E quanto aos índios que aqui viviam? Impossível saber em quantos povos se organizavam. Hoje, são mais de 200 sociedades, cada qual com sua língua, seu modo de agir e de pensar, sua política, suas regras sociais, sua ética, sua maneira de adornar o corpo e de educar os filhos, seus rituais. O povo brasileiro, além de multiétnico, é pluricultural, desde os primeiros tempos.

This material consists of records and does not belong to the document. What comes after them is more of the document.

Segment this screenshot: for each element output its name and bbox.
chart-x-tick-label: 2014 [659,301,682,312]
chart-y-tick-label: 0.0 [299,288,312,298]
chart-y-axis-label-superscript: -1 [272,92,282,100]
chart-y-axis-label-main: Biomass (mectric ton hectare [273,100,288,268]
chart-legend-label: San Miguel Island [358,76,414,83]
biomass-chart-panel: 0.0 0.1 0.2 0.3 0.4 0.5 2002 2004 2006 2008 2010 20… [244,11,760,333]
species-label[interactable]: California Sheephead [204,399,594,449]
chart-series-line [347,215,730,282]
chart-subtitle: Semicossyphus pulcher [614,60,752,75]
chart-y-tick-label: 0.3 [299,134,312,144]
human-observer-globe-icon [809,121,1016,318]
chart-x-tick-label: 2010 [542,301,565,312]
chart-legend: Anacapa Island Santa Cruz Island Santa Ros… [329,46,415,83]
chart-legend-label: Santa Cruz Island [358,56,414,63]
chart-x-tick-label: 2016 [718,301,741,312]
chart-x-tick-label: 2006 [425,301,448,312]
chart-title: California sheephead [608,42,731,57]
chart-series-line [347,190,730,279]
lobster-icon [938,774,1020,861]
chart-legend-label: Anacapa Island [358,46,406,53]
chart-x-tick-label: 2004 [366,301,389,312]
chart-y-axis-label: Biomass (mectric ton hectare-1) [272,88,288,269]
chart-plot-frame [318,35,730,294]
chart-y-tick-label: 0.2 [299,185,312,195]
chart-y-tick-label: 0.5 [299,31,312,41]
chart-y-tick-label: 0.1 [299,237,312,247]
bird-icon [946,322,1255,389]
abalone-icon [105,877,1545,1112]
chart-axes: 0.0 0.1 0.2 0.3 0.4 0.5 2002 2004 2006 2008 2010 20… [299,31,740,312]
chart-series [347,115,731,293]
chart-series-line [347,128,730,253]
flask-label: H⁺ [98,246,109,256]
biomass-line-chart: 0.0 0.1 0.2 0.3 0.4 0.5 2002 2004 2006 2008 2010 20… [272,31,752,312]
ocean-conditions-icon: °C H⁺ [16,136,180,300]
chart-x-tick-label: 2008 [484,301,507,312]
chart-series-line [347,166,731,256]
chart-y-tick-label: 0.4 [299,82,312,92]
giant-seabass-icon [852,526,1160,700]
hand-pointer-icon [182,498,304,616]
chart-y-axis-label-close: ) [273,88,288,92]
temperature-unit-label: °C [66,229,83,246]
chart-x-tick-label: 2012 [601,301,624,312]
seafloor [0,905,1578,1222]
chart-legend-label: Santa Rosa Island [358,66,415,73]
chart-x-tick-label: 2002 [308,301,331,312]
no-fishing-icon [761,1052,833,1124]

Não havia, como não há atualmente, uma única cultura branca, outra negra e outra indígena. Misturas...

A Ação Griô nos Pontos de Cultura tem este compromisso:

Difundir, informar, resgatar,manter, em tempos contemporâneos, a cultura popular,os saberes dos mestres (que  podem resultar em  livro,  filme-documentário, oficinas multiplicadoras - olha o Griôzinho ai gente!).

É uma missão - tarefa na tentativa de preservar /respeitar os diferentes modos de ser e de viver dos brasileiros, como aqueles que vivem em São Gonçalo, no Rio de Janeiro. Quem vive em São Gonçalo, vive de um modo bem diferente daqueles que vivem na cidade vizinha de Niterói, no mesmo estado fluminense. Que criações resultam das tantas misturas culturais que esse povo é capaz de fazer? Que relações são possíveis? O que pode ser descoberto-resgatado com os Griôs? Qual o resultado da mistura de mestres da cultura popular (e lá se vão 60, 70, 80 anos de vida...) e a garotada de 6 a 16 anos?

"Entrou pelo pé do pato
Saiu pelo pé do pinto
E quem quiser
Que conte cinco!"

O patrimônio imaterial como as festas e celebrações, as músicas, danças, comidas, saberes e técnicas próprias da cultura popular só se conservarão, efetivamente, se vividos por pessoas em condições, com garantias, liberdade e interesses em vivenciá-los de modo dinâmico e criativo. Assim, a recente legislação de preservação do patrimônio cultural imaterial será mais eficaz na medida em que seja amplamente conhecida pelos diferentes segmentos da sociedade  e que as comunidades locais e a sociedade abrangente tenham condições de estar mobilizadas para a prática permanente, para a transmissão e aprendizado de saberes, a pesquisa, documentação, apoio e reconhecimento da riqueza cultural brasileira, de maneira crítica e participativa.

Temos aqui, com esta proposta da Ação Griô, do Programa Cultura Viva - Ministério da Cultura, a oportunidade de contribuir nesta tarefa: na atualização constante dos princípios do relativismo cultural para as novas gerações; na valorização da diversidade cultural com respeito e tolerância; no estímulo permanente à curiosidade pelas culturas e identidades tradicionais das comunidades locais (para que sejam conhecidas e reconhecidas na própria comunidade) de modo que seja preservada a vontade de apreender, compreender, vivenciar, repassar e reinventar as tradições com liberdade, criatividade e senso de justiça social. Posto que tal preservação e a superação das desigualdades socioeconômicas são um dos maiores desafios que a sociedade brasileira enfrenta neste século XXI.